XU YongQiang, HE YongHong, ZHONG XiangYun, MA Jing, CHEN Lin, JIAO Jun, ZHU YuShuang. Research on the Connectivity Characterization among the Ultra-low Permeability Lithologic Reservoirs: Case study of the Chang 8 reservoir in the Maling area of the Ordos Basin[J]. ACTA SEDIMENTOLOGICA SINCA, 2019, 37(3): 623-632.
特低渗岩性油藏间连通性表征研究——以鄂尔多斯盆地马岭地区长8油藏为例
徐永强1 , 何永宏2 , 仲向云2 , 马静3 , 陈霖3 , 焦军3 , 朱玉双1     
1. 西北大学 大陆动力学国家重点实验室/地质学系, 西安 710069;
2. 中国石油长庆油田分公司开发事业部, 西安 710018;
3. 中国石油长庆油田分公司勘探开发研究院, 西安 710018
收稿日期: 2018-05-10; 收修改稿日期: 2018-06-29
基金项目: 国家科技重大专项(2016ZX05046);国家自然科学基金项目(41390451)
第一作者简介: 徐永强, 男, 1989年出生, 博士, 油气田地质与开发, E-mail:xyqiang421704657@163.com
通信作者: 朱玉双, 女, 教授, E-mail:yshzhu@nwu.edu.cn
摘要: 分析各岩性油藏之间的连通性,可为油藏之间区域寻找新的油气富集区提供依据。以鄂尔多斯盆地马岭地区长8油藏为研究对象,根据砂体发育规模及夹层发育状况分析储层砂体连通性,通过原油全烃色谱分析判断油藏间流体连通性。

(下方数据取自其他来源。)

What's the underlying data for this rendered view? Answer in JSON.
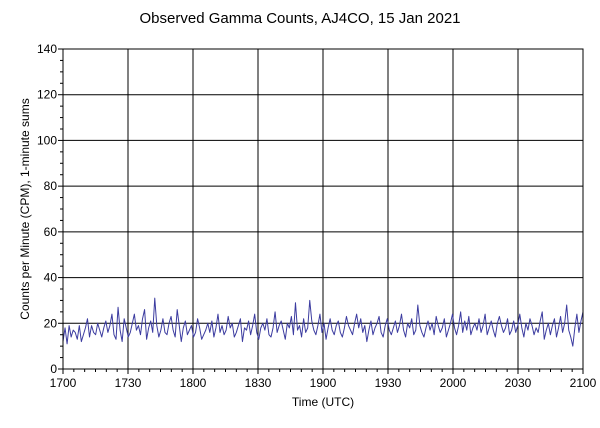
{
  "chart_data": {
    "type": "line",
    "title": "Observed Gamma Counts, AJ4CO, 15 Jan 2021",
    "xlabel": "Time (UTC)",
    "ylabel": "Counts per Minute (CPM), 1-minute sums",
    "x_tick_labels": [
      "1700",
      "1730",
      "1800",
      "1830",
      "1900",
      "1930",
      "2000",
      "2030",
      "2100"
    ],
    "y_ticks": [
      0,
      20,
      40,
      60,
      80,
      100,
      120,
      140
    ],
    "xlim_minutes": [
      0,
      240
    ],
    "ylim": [
      0,
      140
    ],
    "grid": true,
    "line_color": "#3c3ca0",
    "x_unit": "minutes after 1700 UTC",
    "series": [
      {
        "values": [
          12,
          18,
          11,
          19,
          14,
          17,
          16,
          13,
          19,
          12,
          15,
          18,
          22,
          14,
          19,
          16,
          15,
          20,
          17,
          14,
          18,
          21,
          16,
          19,
          24,
          15,
          13,
          27,
          17,
          12,
          22,
          18,
          14,
          16,
          20,
          24,
          17,
          19,
          15,
          22,
          26,
          13,
          18,
          21,
          16,
          31,
          19,
          14,
          17,
          22,
          16,
          15,
          20,
          23,
          17,
          14,
          26,
          19,
          12,
          18,
          21,
          15,
          17,
          19,
          14,
          16,
          22,
          18,
          13,
          15,
          17,
          20,
          16,
          21,
          14,
          18,
          24,
          16,
          19,
          15,
          17,
          23,
          18,
          20,
          14,
          16,
          19,
          22,
          12,
          18,
          17,
          21,
          15,
          19,
          24,
          16,
          13,
          18,
          20,
          17,
          22,
          15,
          14,
          18,
          25,
          16,
          19,
          21,
          17,
          13,
          20,
          18,
          23,
          15,
          29,
          17,
          19,
          14,
          22,
          16,
          18,
          30,
          21,
          17,
          15,
          19,
          24,
          16,
          20,
          13,
          18,
          22,
          17,
          15,
          19,
          21,
          16,
          14,
          18,
          23,
          19,
          17,
          15,
          20,
          24,
          18,
          22,
          16,
          19,
          12,
          17,
          21,
          15,
          18,
          20,
          23,
          16,
          14,
          19,
          22,
          17,
          15,
          18,
          21,
          16,
          19,
          24,
          17,
          14,
          20,
          18,
          22,
          15,
          17,
          28,
          19,
          16,
          14,
          18,
          21,
          17,
          20,
          15,
          23,
          19,
          16,
          18,
          22,
          14,
          17,
          20,
          24,
          18,
          15,
          19,
          25,
          16,
          21,
          17,
          23,
          15,
          18,
          20,
          17,
          22,
          16,
          19,
          24,
          15,
          18,
          21,
          17,
          14,
          20,
          23,
          19,
          16,
          18,
          22,
          15,
          17,
          21,
          16,
          19,
          24,
          18,
          14,
          20,
          17,
          22,
          19,
          15,
          18,
          16,
          21,
          25,
          13,
          17,
          20,
          15,
          19,
          22,
          14,
          18,
          23,
          16,
          20,
          28,
          17,
          14,
          10,
          18,
          24,
          16,
          21,
          25
        ]
      }
    ]
  }
}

运用动静结合的方法探讨了马岭地区长8段各个小油藏间的连通性,结果表明:研究区长8段储层砂体叠置样式包括:孤立式、接触式、切叠式,其中切叠式储层砂体间连通性较好;建立了基于夹层的发育状况下砂体连通概率公式,并计算了研究区长8段储层砂体连通概率;通过原油全烃色谱分析可将研究区长8油藏分为三个流体连通系统,每个系统内的小油藏之间相互连通,不同系统内的小油藏间连通性差;根据马岭地区最新的勘探评价成果验证了该方法的有效性,该方法对特低渗岩性油藏间的连通性分析及油气勘探部署具有一定的指导意义。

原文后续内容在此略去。